Updating Self-Managed Enterprise
Upgrade Airbyte Self-Managed Enterprise by:
- Running
helm repo update
. This pulls an up-to-date version of our helm charts, which is tied to a version of the Airbyte platform. - Re-installing Airbyte Self-Managed Enterprise:
helm upgrade \
--namespace airbyte \
--values ./values.yaml \
--install airbyte-enterprise \
airbyte/airbyte
Customizing your Deployment
In order to customize your deployment, you need to create an additional values.yaml
file in your airbyte
directory, and populate it with configuration override values. A thorough values.yaml
example including many configurations can be located in charts/airbyte folder of the Airbyte repository.

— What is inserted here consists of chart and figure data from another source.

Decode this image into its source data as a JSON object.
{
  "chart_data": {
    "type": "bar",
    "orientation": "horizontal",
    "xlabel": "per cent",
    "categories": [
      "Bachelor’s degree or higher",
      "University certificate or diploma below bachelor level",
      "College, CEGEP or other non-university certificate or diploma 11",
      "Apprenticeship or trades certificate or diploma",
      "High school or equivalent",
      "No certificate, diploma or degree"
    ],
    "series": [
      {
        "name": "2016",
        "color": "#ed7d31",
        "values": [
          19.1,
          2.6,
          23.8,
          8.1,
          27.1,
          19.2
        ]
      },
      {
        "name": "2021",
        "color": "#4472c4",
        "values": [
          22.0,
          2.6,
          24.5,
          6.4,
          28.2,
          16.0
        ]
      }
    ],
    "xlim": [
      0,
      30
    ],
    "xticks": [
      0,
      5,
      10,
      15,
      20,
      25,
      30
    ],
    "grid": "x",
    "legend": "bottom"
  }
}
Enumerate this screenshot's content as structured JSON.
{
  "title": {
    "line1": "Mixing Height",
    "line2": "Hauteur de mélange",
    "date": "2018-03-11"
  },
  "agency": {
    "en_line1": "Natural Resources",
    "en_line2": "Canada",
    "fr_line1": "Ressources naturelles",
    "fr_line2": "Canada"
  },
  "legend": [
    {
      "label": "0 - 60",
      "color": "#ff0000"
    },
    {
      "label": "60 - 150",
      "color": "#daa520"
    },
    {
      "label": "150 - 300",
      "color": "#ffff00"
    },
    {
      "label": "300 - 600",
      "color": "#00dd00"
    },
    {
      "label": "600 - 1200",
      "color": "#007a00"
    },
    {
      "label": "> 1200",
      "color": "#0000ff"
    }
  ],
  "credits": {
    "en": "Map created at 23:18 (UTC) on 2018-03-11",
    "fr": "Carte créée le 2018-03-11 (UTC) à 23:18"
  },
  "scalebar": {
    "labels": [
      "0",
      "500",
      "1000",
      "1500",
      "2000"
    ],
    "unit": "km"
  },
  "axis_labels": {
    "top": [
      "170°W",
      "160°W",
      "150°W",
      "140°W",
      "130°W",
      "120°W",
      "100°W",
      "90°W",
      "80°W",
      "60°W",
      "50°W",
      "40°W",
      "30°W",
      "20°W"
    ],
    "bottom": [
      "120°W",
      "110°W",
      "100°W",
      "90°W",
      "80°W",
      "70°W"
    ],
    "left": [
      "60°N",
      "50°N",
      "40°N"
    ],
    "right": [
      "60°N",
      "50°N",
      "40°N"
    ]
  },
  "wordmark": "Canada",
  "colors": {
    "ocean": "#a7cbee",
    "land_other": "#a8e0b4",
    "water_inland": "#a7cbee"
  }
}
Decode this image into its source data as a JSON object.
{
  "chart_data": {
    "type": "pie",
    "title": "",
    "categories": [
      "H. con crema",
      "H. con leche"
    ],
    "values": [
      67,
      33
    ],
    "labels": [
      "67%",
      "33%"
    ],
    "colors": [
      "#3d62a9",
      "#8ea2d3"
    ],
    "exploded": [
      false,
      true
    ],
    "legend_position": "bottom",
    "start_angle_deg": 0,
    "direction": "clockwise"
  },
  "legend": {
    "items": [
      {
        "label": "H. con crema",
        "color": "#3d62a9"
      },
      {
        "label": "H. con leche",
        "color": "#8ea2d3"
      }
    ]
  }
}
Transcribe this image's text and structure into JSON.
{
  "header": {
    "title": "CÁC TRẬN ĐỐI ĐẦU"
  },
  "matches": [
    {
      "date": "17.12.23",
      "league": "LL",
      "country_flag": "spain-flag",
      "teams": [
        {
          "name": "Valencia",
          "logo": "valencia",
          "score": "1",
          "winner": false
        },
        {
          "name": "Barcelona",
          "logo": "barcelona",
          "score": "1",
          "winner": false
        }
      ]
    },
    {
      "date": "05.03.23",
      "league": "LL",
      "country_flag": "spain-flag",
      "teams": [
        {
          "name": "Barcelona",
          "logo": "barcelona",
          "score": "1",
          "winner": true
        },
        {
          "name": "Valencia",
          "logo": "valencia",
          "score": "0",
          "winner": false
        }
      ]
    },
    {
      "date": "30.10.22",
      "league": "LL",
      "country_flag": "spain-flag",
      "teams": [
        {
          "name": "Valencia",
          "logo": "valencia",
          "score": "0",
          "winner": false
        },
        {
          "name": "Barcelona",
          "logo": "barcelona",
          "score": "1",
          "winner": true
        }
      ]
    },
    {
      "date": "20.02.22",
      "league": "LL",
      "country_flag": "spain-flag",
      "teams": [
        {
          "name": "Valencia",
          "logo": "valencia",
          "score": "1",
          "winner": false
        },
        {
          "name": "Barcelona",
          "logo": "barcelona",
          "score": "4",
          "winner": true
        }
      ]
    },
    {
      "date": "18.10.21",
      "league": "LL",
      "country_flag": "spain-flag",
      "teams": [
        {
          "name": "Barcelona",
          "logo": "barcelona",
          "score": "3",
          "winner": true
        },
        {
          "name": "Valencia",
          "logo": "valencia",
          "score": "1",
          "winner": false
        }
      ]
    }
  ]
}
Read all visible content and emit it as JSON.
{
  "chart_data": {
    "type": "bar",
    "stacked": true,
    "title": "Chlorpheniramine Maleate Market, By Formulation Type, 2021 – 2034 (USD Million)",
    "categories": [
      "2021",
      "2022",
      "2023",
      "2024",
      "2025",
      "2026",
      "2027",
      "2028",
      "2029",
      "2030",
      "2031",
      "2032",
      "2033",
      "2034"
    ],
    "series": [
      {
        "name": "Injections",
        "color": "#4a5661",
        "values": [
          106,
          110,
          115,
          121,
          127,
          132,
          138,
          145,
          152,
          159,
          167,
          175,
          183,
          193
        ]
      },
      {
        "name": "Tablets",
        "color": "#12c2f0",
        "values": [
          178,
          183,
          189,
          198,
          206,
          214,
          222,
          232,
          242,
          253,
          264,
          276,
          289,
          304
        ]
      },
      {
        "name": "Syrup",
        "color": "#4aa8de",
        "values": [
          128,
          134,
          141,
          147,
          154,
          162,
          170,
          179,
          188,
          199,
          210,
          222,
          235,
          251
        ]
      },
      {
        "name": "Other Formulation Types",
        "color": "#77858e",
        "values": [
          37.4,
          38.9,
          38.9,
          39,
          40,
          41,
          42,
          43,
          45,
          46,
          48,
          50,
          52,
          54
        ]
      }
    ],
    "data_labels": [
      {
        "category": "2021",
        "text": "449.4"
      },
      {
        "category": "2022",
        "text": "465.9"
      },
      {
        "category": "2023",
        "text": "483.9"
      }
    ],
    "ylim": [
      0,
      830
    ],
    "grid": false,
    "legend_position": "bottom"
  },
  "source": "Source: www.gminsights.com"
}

After specifying your own configuration, run the following command:
helm upgrade \
--namespace airbyte \
--values ./values.yaml \
--install airbyte-enterprise \
airbyte/airbyte
Customizing your Service Account
You may choose to use your own service account instead of the Airbyte default, airbyte-sa
. This may allow for better audit trails and resource management specific to your organizational policies and requirements.
To do this, add the following to your values.yaml
:
serviceAccount:
name:
AWS Policies Appendix
Ensure your access key is tied to an IAM user or you are using a Role with the following policies.
AWS S3 Policy
The following policies, allow the cluster to communicate with S3 storage
{
"Version": "2012-10-17",
"Statement":
[
{ "Effect": "Allow", "Action": "s3:ListAllMyBuckets", "Resource": "*" },
{
"Effect": "Allow",
"Action": ["s3:ListBucket", "s3:GetBucketLocation"],
"Resource": "arn:aws:s3:::YOUR-S3-BUCKET-NAME",
},
{
"Effect": "Allow",
"Action":
[
"s3:PutObject",
"s3:PutObjectAcl",
"s3:GetObject",
"s3:GetObjectAcl",
"s3:DeleteObject",
],
"Resource": "arn:aws:s3:::YOUR-S3-BUCKET-NAME/*",
},
],
}
AWS Secret Manager Policy
{
"Version": "2012-10-17",
"Statement": [
{
"Effect": "Allow",
"Action": [
"secretsmanager:GetSecretValue",
"secretsmanager:CreateSecret",
"secretsmanager:ListSecrets",
"secretsmanager:DescribeSecret",
"secretsmanager:TagResource",
"secretsmanager:UpdateSecret"
],
"Resource": [
"*"
],
"Condition": {
"ForAllValues:StringEquals": {
"secretsmanager:ResourceTag/AirbyteManaged": "true"
}
}
}
]
}